To address the massive unemployment and economic paralysis of the Great Depression that they faced in 1933, both the US and German governments launched innovative and ambitious programs. While President Franklin Roosevelt's “New Deal” measures helped only marginally, the much more focused and comprehensive policies of the Third Reich (Hitler) proved remarkably effective.
By early 1933, industrial production in Germany and the US had fallen to about half of what it had been in 1929, which generated a very poor economy and a very high unemployment rate. Both Hitler and Roosevelte quickly launched strong new initiatives to address the dire economic crisis, above all the scourge of mass unemployment. And yet, if there are striking similarities between the efforts of the two governments, the results were very different.

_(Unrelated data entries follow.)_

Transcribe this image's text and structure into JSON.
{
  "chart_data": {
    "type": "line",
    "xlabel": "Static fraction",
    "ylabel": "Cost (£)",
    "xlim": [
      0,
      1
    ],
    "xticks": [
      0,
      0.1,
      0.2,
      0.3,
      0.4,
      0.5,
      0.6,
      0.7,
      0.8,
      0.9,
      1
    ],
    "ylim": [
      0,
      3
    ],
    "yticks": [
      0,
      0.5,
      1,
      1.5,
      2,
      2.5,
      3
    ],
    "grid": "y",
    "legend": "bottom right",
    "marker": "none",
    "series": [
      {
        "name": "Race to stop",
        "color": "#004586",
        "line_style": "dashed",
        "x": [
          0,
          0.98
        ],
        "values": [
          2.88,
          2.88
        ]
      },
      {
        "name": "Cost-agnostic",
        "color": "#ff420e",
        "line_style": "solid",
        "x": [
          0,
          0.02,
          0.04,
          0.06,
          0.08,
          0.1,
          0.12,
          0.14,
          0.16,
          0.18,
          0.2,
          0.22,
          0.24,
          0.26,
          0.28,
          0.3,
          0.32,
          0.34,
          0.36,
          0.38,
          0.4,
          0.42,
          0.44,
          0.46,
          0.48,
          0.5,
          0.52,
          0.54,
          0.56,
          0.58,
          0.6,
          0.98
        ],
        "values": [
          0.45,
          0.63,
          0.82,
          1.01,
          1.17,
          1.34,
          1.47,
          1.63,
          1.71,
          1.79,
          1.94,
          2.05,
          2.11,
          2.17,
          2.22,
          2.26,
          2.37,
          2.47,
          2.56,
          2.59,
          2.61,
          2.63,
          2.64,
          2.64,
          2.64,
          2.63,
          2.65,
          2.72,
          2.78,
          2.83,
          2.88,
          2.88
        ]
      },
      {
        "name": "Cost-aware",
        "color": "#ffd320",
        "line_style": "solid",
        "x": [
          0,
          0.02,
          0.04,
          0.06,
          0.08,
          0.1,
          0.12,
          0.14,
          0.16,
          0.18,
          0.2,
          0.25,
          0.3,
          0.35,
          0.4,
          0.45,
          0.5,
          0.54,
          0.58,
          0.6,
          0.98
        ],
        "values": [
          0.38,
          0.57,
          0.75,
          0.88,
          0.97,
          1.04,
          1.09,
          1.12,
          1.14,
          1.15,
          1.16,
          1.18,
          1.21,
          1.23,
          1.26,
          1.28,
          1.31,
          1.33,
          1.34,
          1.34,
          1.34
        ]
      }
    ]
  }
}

<h3>Answer: On May 17, 1954, U.S. Supreme Court Justice Earl Warren produced the unanimous judgment in the landmark mannerly freedoms case Brown v. Board of Education of Topeka, Kansas. State-sanctioned segregation of public schools was a violation of the 14th amendment and was, therefore, unconstitutional.</h3>
Explanation:
<h3>Board of Education of Topeka, issue in which, on May 17, 1954, the U.S. Supreme Court supervised unanimously (9–0) that ethnical segregation in general academies desecrated the Fourteenth Modification to the Constitution, which restricts the states from banning equivalent security of the rules to any individual within their jurisdictions.</h3>
The North American colonies experienced a steady increase in population since the first settlement in Jamestown in 1607. By 1775, the colonies' population was around 2,500,000, and most of the colonists lived east of the Allegheny Mountains.